Puis, en février 1791, le Club monarchique de Toulouse faisait de l’agitation. Il y avait des troubles suscités par les royalistes dans le midi de la France ; leur attitude inquiétait la population parisienne. La conspiration des poignards augmenta la haine des patriotes contre les membres du Club monarchique.
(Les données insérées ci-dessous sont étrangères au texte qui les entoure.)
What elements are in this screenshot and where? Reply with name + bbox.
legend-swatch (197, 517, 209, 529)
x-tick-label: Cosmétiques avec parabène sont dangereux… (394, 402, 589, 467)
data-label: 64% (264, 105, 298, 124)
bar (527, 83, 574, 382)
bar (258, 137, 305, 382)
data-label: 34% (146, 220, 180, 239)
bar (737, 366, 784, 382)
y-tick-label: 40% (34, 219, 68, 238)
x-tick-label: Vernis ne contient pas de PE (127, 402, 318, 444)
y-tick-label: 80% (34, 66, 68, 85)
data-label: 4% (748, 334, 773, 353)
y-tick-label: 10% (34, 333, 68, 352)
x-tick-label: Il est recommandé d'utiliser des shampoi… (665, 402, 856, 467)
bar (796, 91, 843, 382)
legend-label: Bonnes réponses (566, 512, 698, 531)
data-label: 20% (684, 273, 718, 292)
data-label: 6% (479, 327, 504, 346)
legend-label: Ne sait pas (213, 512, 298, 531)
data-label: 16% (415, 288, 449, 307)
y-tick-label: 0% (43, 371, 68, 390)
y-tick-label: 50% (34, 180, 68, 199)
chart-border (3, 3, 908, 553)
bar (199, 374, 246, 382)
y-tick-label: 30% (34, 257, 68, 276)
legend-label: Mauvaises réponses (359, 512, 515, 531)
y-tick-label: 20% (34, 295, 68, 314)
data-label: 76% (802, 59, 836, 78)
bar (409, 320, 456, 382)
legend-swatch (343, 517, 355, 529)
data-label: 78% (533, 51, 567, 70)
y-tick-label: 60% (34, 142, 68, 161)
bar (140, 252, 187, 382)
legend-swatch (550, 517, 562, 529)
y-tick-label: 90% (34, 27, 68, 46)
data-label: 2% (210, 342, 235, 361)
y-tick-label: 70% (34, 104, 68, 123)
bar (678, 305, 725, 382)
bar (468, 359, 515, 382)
Le 28 février 1791, vers dix heures du soir, plusieurs centaines d’individus, nobles ou tout au moins contre-révolutionnaires, en partie membres du Club monarchique, pénétrèrent dans les appartements des Tuileries. Ces gentilshommes répandirent une fausse nouvelle, la mort de La Fayette pendant l’insurrection de Vincennes ; ils prétendirent que le peuple du faubourg Saint-Antoine, en armes, allait venir attaquer le château. Ils dirent au roi : « Sire, c’est votre noblesse qui accourt auprès de votre personne sacrée pour la défendre ». Louis XVI leur répondit : « Votre zèle est indiscret ; rendez vos armes et retirez-vous ; je suis en sijreté au milieu de la garde nationale ». D’autre part, La Fayette, bien vivant, arrive aux Tuileries. « Il reproche aux nobles, en termes peu ménagés, leur coupable entreprise, exige qu’ils lui remettent leurs armes. Les nobles résistent ; ils n’étaient pas les plus forts ; les grenadiers de la garde nationale s’étaient emparés de tous les postes et remplissaient tous les appartements. La Fayette s’adresse au roi, lui parle de l’indignation de la garde nationale, lui montre les inconvénients d’un refus ; le roi, intimidé, confirme l’ordre de La Fayette, invite les nobles à déposer leurs armes sur deux grandes tables placées dans l’antichambre. Ils obéissent (3). »

(1) Courrier de Gorsas, n° IX, du 9 février 1791. (2) Courrier de Gorsas, n" VII, du 7 février 1791. (3) Mémoires de Ferrières, t. II, p. 239.